Outros segmentos da Soberania são a energia e o transporte. O Brasil tem todas condições para estar na ponta tecnológica, exceto pelo interesse político, dominado por mesquinhos interesses pessoais e alienadas sujeições ao capital estrangeiro.
Para que esta capacitação sirva aos brasileiros, é indispensável trabalhar na permanente construção da cidadania. Esta exige que a instrução seja laica, universal e gratuita da creche às pós-graduações. Que o Sistema Único de Saúde (SUS) esteja aparelhado para atender a todas mazelas que aflijam nosso povo, dando especial atenção às medidas preventivas, como à ampla vacinação. Se os recursos, que são hoje dirigidos para enriquecer os rentistas financeiros, forem alocados à educação e à saúde, isso será conseguido.
Também que se invista na urbanização, no saneamento básico e na construção civil para a que moradia saudável seja a realidade de todos, assim como no transporte para mobilidade urbana.

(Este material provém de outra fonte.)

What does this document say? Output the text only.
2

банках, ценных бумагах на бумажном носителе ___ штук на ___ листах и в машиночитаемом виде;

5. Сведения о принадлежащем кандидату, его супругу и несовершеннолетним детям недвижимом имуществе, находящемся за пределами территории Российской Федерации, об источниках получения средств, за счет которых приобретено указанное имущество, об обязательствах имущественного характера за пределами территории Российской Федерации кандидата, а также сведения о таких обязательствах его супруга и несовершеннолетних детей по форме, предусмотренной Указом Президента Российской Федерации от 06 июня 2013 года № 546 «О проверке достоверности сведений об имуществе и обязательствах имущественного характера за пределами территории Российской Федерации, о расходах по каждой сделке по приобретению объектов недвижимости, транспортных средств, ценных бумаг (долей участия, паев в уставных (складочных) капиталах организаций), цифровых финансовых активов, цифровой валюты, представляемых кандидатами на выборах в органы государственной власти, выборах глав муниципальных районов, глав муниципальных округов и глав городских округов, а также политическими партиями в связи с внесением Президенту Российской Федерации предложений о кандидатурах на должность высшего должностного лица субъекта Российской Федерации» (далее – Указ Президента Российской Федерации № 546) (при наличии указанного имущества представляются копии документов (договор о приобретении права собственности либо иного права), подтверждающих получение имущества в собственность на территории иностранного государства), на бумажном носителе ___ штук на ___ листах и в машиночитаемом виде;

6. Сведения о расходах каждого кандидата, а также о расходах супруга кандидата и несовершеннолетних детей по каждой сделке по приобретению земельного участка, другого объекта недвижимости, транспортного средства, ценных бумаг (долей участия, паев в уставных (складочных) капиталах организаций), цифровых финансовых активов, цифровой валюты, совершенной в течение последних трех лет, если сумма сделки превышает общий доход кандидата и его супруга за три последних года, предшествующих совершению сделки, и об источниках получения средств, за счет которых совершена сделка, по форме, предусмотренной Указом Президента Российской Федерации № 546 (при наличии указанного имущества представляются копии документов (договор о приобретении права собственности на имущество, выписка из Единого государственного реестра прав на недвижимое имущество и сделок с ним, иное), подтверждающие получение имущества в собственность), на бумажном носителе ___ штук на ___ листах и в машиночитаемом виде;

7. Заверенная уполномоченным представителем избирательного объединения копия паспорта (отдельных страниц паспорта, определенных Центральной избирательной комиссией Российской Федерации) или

E, indispensável à vida civilizada, a garantia dos direitos e o acesso à informação. A garantia dos direitos é a soma dos segmentos da inteligência, policial e militar, com suas forças operacionais e a ação judicial. Estes propósitos e projetos fazem do nacional trabalhismo a ideologia desejada para todos os brasileiros.
(*) Pedro Augusto Pinho é administrador aposentado.